Calcutta, 10 janvier 2026. La ministre en chef du Bengale occidental, Mamata Banerjee, a formulé une grave accusation contre le gouvernement central concernant la RSI, affirmant que 77 personnes sont déjà mortes dans l’État à cause de celle-ci. Décrivant la question comme une crise humanitaire, elle a déclaré qu’aucun processus administratif ou technique ne pouvait être placé au-dessus des vies humaines.
La ministre en chef du Bengale occidental, Mamata Banerjee, a écrit une lettre de 2 pages au commissaire en chef aux élections samedi. Elle y a accusé les citoyens ordinaires d’être continuellement harcelés au nom de la Révision spéciale intensive (RSI) dans l’État.
Mamata a écrit : Le processus de RSI n’a montré aucune sensibilité humaine. Il est responsable de la mort de 77 personnes, de 4 tentatives de suicide et de 17 personnes tombées malades. Les gens vivaient dans la peur et sous pression. La RSI a été menée sans préparation.

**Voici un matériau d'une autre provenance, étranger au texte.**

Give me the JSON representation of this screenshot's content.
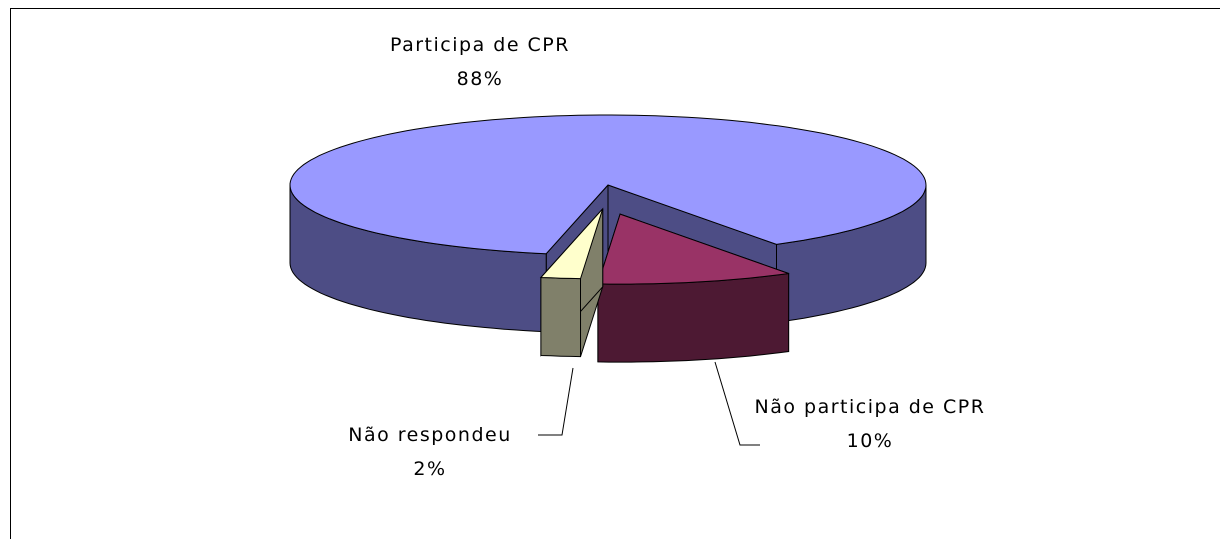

La ministre en chef a affirmé que même des personnalités âgées et respectées comme le prix Nobel Amartya Sen ont été sommées de prouver leur identité. De même, le poète Joy Goswami, l’acteur-député Deepak Adhikari et le cricketeur Mohammed Shami ont également dû subir ce processus.

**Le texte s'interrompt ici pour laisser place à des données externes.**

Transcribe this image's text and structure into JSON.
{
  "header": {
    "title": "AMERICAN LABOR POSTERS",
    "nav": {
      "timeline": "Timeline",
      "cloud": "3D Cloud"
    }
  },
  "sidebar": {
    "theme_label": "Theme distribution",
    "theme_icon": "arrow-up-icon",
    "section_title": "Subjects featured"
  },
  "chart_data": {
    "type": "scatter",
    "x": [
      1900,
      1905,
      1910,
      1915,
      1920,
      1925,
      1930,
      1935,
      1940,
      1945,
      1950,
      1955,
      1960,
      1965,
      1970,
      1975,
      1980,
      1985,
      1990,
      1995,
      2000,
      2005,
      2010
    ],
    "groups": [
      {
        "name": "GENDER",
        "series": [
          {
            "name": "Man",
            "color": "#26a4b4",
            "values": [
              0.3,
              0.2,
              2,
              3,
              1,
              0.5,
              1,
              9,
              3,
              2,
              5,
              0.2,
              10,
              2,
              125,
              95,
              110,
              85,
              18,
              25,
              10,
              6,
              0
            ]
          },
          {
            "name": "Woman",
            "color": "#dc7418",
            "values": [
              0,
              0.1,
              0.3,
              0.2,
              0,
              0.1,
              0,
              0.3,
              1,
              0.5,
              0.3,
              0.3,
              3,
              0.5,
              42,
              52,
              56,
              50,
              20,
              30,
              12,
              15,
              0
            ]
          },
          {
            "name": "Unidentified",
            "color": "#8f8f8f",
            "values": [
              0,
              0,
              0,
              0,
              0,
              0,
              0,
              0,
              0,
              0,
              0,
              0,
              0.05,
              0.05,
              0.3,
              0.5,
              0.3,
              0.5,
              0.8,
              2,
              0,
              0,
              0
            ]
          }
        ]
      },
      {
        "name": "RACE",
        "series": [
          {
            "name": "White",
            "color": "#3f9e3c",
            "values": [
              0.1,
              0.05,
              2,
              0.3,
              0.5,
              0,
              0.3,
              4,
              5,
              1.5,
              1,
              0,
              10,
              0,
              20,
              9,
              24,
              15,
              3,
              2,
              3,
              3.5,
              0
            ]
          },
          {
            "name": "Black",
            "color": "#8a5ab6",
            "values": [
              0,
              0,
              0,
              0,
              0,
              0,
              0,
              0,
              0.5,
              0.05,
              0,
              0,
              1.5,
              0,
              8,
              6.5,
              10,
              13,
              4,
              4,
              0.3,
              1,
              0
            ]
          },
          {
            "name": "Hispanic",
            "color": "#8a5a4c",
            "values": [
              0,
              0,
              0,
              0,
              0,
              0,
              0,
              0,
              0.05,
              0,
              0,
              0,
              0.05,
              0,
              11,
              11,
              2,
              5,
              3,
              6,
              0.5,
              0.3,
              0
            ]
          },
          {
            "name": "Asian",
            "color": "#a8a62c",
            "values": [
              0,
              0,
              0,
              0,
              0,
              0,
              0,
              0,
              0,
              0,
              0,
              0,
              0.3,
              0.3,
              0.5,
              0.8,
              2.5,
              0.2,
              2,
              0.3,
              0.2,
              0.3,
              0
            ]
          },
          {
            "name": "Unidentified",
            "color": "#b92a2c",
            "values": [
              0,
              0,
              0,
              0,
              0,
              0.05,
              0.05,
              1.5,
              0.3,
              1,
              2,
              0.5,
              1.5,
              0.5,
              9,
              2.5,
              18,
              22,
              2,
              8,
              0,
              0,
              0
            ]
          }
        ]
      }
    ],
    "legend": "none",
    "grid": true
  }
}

Au Bengale occidental, 5,82 millions de noms ont été retirés de la liste provisoire de la RSI. Avant cette liste, l’État comptait 76,6 millions d’électeurs ; la liste provisoire en incluait 70,8 millions.
Le pourcentage d’électeurs retirés est de 7,6, ce qui signifie qu’environ 8 noms sur 100 ont été supprimés. Cependant, sur les 5,82 millions d’électeurs, 2,417 millions se sont avérés décédés, 138 000 étaient des doublons ou faux, et 3,265 millions d’électeurs ont été classés comme ayant déménagé, disparus ou autres.
Mamata a également déclaré que son gouvernement n’avait cessé de mettre en garde le centre à ce sujet, mais que les avertissements ont été ignorés. Elle a exigé une enquête équitable sur l’ensemble du processus lié à la RSI et que des compensations appropriées soient versées aux familles ayant perdu des proches. La ministre en chef a décrit la question comme non politique mais liée aux sentiments humains, affirmant que des responsabilités devaient être établies.
Suite à cette déclaration, l’activité s’est intensifiée dans la politique de l’État et nationale. Les partis d’opposition ont soulevé des questions sur les allégations de Mamata, tandis que le Congrès Trinamool y voit un échec des politiques du centre. Il est anticipé que cette question devrait s’intensifier dans les jours à venir, du Parlement jusqu’aux rues.